COVID-19 guidance and offer of informal guidance 

On 27 March 2020, the Commission issued a statement (PDF) on the application of the Competition Ordinance during the COVID-19 outbreak. 

The statement covers four key issues:

First, it recognises that there could be a need for additional co-operation between businesses in certain industries on a temporary basis, particularly to maintain the supply of essential goods and services to consumers. 

It notes that it intends to take a pragmatic approach in its enforcement and advisory functions in respect of measures which are genuinely necessitated by the COVID-19 outbreak and in the interests of Hong Kong consumers and society.

Second and relatedly, it provides a reminder of its existing guidance for businesses entering into agreements with third parties, and notes in particular the guidance on:

  • joint buying, which typically should not raise concerns where the parties involved do not have market power in the relevant downstream markets;
  • joint production agreements, which are unlikely to raise concerns where the agreement allows parties to produce a product that they would not be able to offer alone;
  • sales-related joint ventures, which do not give rise to concerns where the JV is objectively necessary for a party to enter a market it could not have entered on its own; and
  • exchange of information, where businesses may share information on matters such as best practices or publicly available information without risks so long as competitively sensitive information is not involved.

Third, where businesses propose temporary co-operative measures which are genuinely necessitated by the COVID-19 outbreak, the Commission has offered to provide informal guidance on the application of Ordinance to businesses or industry bodies that approach it. It will endeavour to provide initial views on an informal basis within five working days of receiving all necessary information.

Finally, it issues a reminder that the Ordinance continues to apply in full, and that the Commission will remain vigilant to protect consumers from anticompetitive conduct by businesses seeking to take advantage of the outbreak or using the outbreak to justify improper collusion or other anticompetitive conduct.


The Commission’s statement is to be welcomed and strikes a sensible balance between reminding businesses not to exploit the outbreak of COVID-19 for anticompetitive gain, and recognising that businesses may need to co-operate together more than usual and that the Commission will take a pragmatic approach in respect of such activities. 

While the competition regime remains essentially a self-assessment regime – where businesses should take their own legal advice on whether certain proposed conduct is competition compliant – the offer of informal guidance from the Commission is helpful and should be considered by businesses contemplating COVID-19 related collaborations.

Textbook cartel case

In other news, on 20 March 2020, the Commission issued proceeding in the Competition Tribunal (PDF) against three leading booksellers – T.H. Lee Book Company Limited, Sino United Publishing (Holdings) Limited and Commercial Press (Hong Kong) Limited – as well as an individual, Mr Hui Chiu Ming, General Manager of T.H. Lee Book.

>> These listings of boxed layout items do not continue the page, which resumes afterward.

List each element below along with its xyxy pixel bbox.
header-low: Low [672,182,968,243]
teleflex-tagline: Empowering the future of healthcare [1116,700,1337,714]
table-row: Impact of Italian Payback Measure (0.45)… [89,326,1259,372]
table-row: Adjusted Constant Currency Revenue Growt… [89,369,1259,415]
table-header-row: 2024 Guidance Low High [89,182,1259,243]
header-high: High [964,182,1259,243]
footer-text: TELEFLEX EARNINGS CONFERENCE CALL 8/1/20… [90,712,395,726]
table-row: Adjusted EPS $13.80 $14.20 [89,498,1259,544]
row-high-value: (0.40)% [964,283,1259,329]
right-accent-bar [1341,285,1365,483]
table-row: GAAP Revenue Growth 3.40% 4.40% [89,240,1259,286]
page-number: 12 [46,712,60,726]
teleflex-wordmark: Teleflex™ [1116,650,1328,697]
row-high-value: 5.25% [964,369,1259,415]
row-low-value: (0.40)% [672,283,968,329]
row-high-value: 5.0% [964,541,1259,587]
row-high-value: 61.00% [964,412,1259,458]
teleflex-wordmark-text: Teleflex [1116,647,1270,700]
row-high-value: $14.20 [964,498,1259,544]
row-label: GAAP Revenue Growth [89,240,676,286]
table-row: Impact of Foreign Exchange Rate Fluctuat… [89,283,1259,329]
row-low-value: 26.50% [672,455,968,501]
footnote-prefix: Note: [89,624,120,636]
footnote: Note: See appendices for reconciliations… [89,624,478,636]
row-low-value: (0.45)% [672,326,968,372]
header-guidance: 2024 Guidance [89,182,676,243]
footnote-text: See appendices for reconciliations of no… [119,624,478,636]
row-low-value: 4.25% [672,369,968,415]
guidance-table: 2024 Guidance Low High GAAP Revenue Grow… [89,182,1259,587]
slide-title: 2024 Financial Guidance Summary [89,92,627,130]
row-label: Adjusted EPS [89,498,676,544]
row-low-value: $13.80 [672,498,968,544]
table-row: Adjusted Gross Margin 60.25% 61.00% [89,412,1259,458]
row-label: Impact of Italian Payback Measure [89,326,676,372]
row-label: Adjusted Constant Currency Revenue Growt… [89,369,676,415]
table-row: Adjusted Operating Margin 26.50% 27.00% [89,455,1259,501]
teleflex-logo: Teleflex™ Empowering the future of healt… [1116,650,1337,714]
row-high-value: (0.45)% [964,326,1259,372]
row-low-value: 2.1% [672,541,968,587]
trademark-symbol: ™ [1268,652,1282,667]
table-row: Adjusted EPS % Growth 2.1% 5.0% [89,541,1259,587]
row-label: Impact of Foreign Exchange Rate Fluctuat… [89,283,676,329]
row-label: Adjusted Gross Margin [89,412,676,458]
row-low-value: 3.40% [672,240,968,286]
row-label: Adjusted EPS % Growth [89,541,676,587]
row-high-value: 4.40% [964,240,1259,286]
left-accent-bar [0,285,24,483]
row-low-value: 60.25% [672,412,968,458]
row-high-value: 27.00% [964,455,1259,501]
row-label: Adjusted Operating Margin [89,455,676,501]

In response to a price war among booksellers in 2011, the Educational Booksellers’ Association called for its members to reach an agreement to set a discount limit for retailers / tenders in relation to the sale of textbooks to students attending primary and secondary school. T.H. Lee Book and Commercial Press were members of the Association and Mr Hui was the Chairman at the relevant time.

Although the Competition Ordinance was not in place back in 2011, T.H. Lee and Commercial Press allegedly continued to apply the discount limit after the Ordinance came into full effect in December 2015. 

The two companies are therefore accused of running a cartel, depriving students of a fair-market price for textbooks. Also, Mr Hui is accused of involvement in the contravention while Sino United Publishing is accused of being jointly and severally liable as the parent company of Commercial Press.


The case is notable for a number of reasons.

First, it’s the sixth cartel case taken before the Tribunal, the first in the retail sector and the fourth where the Commission has sought sanctions against an individual (in this case a pecuniary penalty and director disqualification order).

Second, it indicates a willingness by the Commission to take action against entrenched business practices that are systematic and long-lasting, including those initiated before Hong Kong’s competition laws came into effect.

Finally, it’s the first time the Commission has brought proceedings against a parent company for the actions of its subsidiary.